AbstractInfection of the human gut by Salmonella enterica Typhimurium (STM) results in a localized inflammatory disease that is not mimicked in murine infections. To determine mechanisms by which neutrophils, as early responders to bacterial challenge, direct inflammatory programming of human intestinal epithelium, we established a multi-component human intestinal organoid (HIO) model of STM infection. HIOs were micro-injected with STM and then seeded with primary human polymorphonuclear leukocytes (PMN-HIOs), specifically neutrophils and analyzed for bacterial growth and host cell survival.

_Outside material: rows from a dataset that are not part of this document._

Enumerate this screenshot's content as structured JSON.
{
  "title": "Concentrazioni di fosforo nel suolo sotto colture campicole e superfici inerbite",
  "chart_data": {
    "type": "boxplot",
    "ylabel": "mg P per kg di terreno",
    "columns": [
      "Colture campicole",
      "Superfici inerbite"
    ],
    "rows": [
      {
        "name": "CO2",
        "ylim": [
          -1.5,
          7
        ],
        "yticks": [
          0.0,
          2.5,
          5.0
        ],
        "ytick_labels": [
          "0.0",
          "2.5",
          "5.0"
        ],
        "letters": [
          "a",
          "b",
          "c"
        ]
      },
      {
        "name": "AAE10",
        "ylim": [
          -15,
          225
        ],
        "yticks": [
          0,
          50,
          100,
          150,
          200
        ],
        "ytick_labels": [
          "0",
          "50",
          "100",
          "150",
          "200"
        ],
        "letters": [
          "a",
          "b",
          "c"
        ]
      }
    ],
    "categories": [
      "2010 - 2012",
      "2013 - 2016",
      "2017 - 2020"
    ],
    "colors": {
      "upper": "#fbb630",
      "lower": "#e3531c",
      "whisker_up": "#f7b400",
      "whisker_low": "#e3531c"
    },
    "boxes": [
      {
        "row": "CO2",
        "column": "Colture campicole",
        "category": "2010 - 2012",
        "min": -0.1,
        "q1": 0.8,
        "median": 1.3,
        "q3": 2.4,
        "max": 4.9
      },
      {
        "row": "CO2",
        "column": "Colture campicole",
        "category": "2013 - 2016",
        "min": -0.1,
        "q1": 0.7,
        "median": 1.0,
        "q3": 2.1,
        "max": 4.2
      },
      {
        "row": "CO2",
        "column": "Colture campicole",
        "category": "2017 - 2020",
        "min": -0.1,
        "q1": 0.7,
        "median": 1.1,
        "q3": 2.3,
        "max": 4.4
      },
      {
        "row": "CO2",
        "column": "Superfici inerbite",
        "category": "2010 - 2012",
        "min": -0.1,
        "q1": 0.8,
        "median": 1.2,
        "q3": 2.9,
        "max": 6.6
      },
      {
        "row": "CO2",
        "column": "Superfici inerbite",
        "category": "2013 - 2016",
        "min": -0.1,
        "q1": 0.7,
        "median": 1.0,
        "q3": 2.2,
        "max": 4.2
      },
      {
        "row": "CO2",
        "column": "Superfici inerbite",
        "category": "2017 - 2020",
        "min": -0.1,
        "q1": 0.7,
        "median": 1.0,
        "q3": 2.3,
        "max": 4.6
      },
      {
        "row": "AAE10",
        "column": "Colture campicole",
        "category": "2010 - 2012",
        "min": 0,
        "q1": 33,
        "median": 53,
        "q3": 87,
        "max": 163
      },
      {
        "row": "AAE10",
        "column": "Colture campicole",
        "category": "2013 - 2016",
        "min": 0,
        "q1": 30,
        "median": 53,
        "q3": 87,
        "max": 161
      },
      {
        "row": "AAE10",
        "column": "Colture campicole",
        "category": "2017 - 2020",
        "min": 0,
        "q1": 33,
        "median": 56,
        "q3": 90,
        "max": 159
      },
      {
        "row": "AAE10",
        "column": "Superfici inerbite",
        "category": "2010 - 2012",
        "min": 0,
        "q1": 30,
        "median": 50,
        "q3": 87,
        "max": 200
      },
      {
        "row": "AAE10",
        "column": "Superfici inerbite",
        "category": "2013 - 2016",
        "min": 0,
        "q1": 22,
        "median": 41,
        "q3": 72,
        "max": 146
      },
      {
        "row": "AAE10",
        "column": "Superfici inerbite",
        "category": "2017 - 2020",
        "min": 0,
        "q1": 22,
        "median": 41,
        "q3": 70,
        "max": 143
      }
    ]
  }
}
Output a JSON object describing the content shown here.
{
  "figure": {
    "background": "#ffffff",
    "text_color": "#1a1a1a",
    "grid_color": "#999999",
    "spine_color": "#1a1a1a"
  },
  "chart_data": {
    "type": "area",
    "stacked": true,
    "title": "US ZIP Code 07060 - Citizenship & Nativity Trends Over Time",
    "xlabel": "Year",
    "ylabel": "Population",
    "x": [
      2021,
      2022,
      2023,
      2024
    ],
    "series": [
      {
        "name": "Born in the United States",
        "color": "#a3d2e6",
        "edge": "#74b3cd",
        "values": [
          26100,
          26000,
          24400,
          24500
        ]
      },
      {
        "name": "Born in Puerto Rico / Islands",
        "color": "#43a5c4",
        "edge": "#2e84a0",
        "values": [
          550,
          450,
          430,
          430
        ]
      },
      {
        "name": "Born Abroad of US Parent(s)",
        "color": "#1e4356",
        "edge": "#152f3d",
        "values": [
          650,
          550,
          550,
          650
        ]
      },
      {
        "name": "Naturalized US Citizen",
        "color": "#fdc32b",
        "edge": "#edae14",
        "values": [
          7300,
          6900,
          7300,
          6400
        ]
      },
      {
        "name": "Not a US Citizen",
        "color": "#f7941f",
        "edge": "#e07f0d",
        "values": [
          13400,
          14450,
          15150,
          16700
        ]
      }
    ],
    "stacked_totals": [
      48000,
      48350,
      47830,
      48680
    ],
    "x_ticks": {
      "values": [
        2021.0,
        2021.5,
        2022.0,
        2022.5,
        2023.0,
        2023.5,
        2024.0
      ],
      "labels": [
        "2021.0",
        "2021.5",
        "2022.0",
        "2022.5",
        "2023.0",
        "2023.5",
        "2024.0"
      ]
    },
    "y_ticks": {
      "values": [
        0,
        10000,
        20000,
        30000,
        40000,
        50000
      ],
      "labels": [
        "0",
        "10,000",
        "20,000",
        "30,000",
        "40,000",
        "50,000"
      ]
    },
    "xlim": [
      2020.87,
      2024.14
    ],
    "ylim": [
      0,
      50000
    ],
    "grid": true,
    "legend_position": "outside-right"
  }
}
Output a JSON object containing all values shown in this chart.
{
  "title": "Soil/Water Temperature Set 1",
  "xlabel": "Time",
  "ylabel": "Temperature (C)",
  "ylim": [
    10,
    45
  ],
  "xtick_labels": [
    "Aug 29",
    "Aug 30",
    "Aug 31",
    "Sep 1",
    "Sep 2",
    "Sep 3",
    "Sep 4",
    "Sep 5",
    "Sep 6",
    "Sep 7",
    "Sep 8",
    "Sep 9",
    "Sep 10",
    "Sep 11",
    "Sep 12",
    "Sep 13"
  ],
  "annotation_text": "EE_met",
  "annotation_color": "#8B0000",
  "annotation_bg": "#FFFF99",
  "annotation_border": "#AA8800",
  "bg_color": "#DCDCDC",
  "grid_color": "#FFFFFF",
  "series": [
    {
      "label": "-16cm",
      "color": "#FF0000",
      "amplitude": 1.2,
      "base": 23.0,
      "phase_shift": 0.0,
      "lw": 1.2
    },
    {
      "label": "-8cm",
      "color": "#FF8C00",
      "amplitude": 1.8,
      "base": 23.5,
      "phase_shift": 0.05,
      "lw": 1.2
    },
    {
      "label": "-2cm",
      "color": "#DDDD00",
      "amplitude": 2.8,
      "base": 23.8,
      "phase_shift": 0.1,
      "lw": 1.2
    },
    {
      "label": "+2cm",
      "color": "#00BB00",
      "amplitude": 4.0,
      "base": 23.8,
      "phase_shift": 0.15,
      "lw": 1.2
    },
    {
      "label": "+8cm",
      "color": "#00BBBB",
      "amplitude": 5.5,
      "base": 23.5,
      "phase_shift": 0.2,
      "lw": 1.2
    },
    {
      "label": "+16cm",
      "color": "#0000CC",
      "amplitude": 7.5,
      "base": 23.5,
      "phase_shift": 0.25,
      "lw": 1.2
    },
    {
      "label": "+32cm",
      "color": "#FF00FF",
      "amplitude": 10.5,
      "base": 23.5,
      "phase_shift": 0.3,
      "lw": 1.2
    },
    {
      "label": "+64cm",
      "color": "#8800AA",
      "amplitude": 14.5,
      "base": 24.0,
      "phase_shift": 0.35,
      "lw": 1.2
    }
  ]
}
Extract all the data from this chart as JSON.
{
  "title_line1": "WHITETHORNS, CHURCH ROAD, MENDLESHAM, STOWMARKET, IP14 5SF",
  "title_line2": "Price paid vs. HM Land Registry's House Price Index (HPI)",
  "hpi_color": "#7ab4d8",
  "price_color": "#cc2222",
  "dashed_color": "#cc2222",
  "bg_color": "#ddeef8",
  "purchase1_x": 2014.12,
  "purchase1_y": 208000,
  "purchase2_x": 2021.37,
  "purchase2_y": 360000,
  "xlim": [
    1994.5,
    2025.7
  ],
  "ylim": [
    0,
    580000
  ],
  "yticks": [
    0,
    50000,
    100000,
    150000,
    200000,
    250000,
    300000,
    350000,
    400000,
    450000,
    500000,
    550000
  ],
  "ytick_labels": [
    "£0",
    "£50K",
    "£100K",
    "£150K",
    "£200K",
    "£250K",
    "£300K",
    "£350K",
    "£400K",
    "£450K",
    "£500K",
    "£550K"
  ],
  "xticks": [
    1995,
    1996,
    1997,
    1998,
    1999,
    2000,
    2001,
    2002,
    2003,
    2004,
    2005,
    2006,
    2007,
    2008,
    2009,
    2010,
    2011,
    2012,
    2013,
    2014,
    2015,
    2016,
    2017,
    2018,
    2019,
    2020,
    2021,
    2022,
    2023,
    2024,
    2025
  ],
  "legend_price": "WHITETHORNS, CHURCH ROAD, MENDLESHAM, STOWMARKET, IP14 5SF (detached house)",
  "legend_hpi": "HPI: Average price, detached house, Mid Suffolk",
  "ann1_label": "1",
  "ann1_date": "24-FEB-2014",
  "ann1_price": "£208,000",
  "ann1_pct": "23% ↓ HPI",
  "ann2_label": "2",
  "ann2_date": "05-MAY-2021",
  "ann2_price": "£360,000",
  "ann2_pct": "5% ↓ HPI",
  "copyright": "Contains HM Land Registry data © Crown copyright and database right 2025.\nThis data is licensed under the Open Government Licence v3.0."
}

Surprisingly, PMNs did not affect luminal colonization of Salmonella, but their presence reduced intraepithelial bacterial burden. Adding PMNs to infected HIOs resulted in substantial accumulation of shed intestinal epithelial cells that could be blocked by Caspase-1 or Caspase-3 inhibition. Cleaved Caspase-3 was present in epithelial cells, but expression of the inflammasome adaptor, ASC, was only detected in PMNs. Caspase inhibition also increased bacterial burden in the epithelium of the PMN-HIO, suggesting PMNs enhance activation of cell death pathways in human intestinal epithelial cells as a protective response to infection. These data support a critical function for neutrophils beyond their antimicrobial role whereby they amplify cell death and extrusion of epithelial cells from the Salmonella-infected intestinal monolayer.Significance statementNeutrophils are early responders to Salmonella intestinal infection, but how they influence infection progression and outcome is unknown. Here we use a co-culture model of human intestinal organoids and human primary neutrophils to study the contribution of human neutrophils to Salmonella infection of the intestinal epithelium. We found that neutrophils markedly enhanced epithelial defenses, including enhancing cell extrusion to reduce intraepithelial burden of Salmonella and association with the epithelium, rather than directly killing Salmonella in the HIO lumen. These findings reveal a novel role for neutrophils in the gut beyond killing invading pathogens and illuminate how neutrophils can reprogram cells in the gut environment to enhance antimicrobial defenses.